In order to remain compliant with financial regulations, Johnson University faculty are considering a new approach to attendance policies: Becoming a “Non-Attendance Tracking School” as defined by the U.S. Department of Education.
This proposition came down through the Provost’s office and the Academic Council, which includes representatives from all areas of the university, such as financial aid, academic support, the deans of the schools, and more.
The policy will be voted on in November by the full faculty on both Tennessee and Florida campuses. If approved, the change will go into effect this spring semester.
“When federal regulations change, we have to change our policy in response to that,” said Tommy Smith, Vice President for Academic Affairs and Provost.
Smith said becoming a Non-Attendance Taking School means the university cannot have a blanket policy requiring class attendance. However, individual school and professors may still require attendances part of their course requirements.
“We can’t as Johnson require attendance, but individual schools and professors can require attendance,” he said.

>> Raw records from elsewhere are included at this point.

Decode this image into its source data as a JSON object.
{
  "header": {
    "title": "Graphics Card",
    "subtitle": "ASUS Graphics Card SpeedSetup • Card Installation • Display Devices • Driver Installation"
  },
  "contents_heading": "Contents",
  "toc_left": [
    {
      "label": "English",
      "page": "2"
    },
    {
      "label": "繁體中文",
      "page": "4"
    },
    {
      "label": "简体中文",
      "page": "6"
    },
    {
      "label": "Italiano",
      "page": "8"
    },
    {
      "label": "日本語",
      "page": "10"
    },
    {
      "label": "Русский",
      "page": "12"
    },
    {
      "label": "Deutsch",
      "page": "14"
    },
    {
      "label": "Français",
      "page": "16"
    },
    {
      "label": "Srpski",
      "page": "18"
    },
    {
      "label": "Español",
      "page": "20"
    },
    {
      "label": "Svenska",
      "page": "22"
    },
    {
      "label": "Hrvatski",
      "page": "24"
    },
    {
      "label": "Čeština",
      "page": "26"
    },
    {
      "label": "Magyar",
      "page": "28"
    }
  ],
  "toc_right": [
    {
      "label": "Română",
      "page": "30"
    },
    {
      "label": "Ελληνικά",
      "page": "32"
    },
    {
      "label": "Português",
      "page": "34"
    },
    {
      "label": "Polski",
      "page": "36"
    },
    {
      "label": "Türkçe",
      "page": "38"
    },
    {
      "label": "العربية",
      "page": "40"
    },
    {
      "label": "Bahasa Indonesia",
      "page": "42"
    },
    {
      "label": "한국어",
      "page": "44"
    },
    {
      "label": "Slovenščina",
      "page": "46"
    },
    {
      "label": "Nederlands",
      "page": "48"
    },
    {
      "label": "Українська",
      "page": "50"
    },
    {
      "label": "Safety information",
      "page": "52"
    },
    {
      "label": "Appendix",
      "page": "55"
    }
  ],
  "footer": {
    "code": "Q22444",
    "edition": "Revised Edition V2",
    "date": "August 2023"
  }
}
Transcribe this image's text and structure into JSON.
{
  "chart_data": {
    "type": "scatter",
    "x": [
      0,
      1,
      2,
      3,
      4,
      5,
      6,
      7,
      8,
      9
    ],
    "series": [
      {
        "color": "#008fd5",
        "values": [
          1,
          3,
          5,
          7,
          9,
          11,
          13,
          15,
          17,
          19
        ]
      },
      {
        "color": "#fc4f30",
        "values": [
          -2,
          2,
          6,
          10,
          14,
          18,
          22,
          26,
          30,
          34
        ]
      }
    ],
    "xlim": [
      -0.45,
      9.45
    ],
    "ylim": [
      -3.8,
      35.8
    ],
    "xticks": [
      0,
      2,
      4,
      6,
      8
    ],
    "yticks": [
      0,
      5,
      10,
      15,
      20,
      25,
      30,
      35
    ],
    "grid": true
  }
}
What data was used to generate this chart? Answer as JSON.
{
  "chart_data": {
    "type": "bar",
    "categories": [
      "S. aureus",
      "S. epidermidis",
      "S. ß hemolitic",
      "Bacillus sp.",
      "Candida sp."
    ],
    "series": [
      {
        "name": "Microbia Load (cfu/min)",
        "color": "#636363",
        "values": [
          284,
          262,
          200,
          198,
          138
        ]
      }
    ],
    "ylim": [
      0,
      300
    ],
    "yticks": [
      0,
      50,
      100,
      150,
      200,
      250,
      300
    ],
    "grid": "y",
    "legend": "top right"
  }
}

According to the proposal, professors must record attendance at the beginning of the course to determine that students have started a specific class. Professors will then take attendance again on a specific Add/Drop date, “to ensure they [students] have maintained their enrollment.” This process is known as enrollment verification.
“Each school will set a certain policy for all their courses and each professor will have that in their syllabus,” Smith said.
Individual schools, programs and professors all have the option to assess student participation in class through various ways such as tests, quizzes, class discussions, online discussions, direct interaction with the professor, Sakai participation, participation in study groups and/or submitted assignments.
Smith said, “[With the current system] we have to determine within 14 days when the student stopped going to class.”
However, the current six allotted absences for a traditional face-to-face class could span a time longer than 14 days, and is out of compliance with federal regulations. Johnson University would face fines if it continued with the same system for attendance.
Smith said the new system would “put us in regulation and make it easier to report” as enrollment would only be submitted at the beginning of the class and at midterm.
Allowances will still be made for students who must miss classes for sports or choir.
If faculty approve the change, midterm reporting will be used for Johnson University’s federal reporting.
Students who have stopped attending class may be reported to the Vice Provost for Academic Services for retention purposes or, if necessary, to Financial Aid.
Students who no longer attend classes may be at risk of losing federal grants, and may even jeopardize federal loans.
With roughly 70 percent of Johnson students receiving financial aid, it is vital to be aware of this possible shift to becoming a Non-Attendance Tracking School.
If the policy is approved, students are responsible for reading the attendance guidelines outlined in the syllabus for each class they take.
“We’ve got two values: We want to meet all federal requirements [and] we want students to stay in school,” Smith said. “We still value attendance in class. It’s just a different way of approaching attendance.”
The bottom line? Just keep going to class.